21) “Aileen: life and death of a serial killer” (2003)

Aqui temos um documentário com estrutura convencional, mas que envolve enormemente o espectador. Desviando-se da trilha seguida por incontáveis documentários sobre “serial killers”, o diretor Nick Broomfield deixa em segundo plano os crimes de sua protagonista - Aileen Wuornos (1956-2002), considerada a primeira assassina em série dos EUA - para retratar sua vida torturada, realizando, ao mesmo tempo, um “acerto de contas” com o primeiro longa que dirigiu sobre Wuornos (“The selling of a serial killer”, de 1992, que também figura na lista dos “1001 filmes para ver antes de morrer”). 

Condenada na Flórida por matar sete homens, Wuornos virou uma atração no circo da mídia dos EUA. Os investigadores de seu caso foram acusados de vender sua história para revistas sensacionalistas e estúdios de Hollywood (de fato, foram realizados dois filmes sobre o caso, incluindo “Monster”, onde a interpretação de Charlize Theron rendeu um Oscar de melhor atriz).
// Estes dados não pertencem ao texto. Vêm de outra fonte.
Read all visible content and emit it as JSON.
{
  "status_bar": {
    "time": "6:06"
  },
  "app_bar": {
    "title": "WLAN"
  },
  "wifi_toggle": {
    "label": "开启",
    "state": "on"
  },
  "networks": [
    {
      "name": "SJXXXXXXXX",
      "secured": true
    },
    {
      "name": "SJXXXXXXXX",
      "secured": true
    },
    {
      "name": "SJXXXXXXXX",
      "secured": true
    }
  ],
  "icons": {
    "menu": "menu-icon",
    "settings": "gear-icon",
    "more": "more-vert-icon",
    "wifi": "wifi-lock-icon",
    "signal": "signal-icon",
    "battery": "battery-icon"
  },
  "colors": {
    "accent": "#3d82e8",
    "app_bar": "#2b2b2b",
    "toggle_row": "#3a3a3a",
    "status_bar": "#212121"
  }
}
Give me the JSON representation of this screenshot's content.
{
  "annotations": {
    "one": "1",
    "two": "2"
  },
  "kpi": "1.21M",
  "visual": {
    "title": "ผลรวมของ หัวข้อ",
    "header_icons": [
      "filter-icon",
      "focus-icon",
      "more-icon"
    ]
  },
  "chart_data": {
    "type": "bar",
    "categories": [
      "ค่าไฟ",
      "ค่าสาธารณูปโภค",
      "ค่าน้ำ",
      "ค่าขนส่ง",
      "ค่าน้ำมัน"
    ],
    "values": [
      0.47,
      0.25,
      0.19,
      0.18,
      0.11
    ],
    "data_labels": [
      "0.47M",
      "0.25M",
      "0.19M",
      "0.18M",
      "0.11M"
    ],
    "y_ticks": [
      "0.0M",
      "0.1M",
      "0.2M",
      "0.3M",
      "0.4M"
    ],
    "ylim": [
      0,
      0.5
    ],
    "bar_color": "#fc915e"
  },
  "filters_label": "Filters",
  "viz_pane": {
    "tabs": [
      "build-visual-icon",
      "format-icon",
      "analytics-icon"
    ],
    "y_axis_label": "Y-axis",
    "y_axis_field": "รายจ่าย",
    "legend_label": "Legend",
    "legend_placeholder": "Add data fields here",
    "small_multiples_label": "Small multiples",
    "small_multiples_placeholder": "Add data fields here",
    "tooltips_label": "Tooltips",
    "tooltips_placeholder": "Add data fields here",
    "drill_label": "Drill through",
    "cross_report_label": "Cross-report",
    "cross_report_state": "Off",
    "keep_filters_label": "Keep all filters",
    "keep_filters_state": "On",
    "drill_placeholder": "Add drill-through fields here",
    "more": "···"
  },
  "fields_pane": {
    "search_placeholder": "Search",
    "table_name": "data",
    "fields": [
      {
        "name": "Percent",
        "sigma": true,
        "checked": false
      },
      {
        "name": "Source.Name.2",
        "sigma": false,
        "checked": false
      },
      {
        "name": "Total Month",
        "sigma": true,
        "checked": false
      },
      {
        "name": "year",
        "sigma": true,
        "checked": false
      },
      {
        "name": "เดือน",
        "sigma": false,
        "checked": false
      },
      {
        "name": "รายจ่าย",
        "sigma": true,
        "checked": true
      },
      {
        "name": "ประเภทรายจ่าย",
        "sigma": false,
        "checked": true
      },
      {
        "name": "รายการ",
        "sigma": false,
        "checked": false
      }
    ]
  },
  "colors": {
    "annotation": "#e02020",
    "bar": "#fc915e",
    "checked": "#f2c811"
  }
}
Broomfield denuncia a exploração do caso por policiais e advogados, ao mesmo tempo em que humaniza a figura de Wuornos, apresentando seu histórico de abuso por familiares e namorados. Ao final, o diretor parece nos dizer, não há explicações fáceis para a psicose humana.

(Nota no IMDb: 7,1)


22) “Os melhores anos de nossas vidas” (“The best years of our lives”, 1946)

Fruto da colaboração de dois figurões dos anos áureos de Hollywood (o diretor William Wyler, responsável por “Ben-Hur”, e o produtor Samuel Goldwyn) e com um elenco de estrelas da época como Fredric March, Dana Andrews e Myrna Loy, à primeira vista “Os melhores anos de nossas vidas” lembra um daqueles dramalhões que arranca lágrimas e Oscars (de fato, foi o campeão do Oscar no ano de seu lançamento). Visto de perto, porém, o filme se revela um drama honesto, com direção de fotografia excepcional (obra do grande Gregg Toland, de “Cidadão Kane”) e personagens bem construídas.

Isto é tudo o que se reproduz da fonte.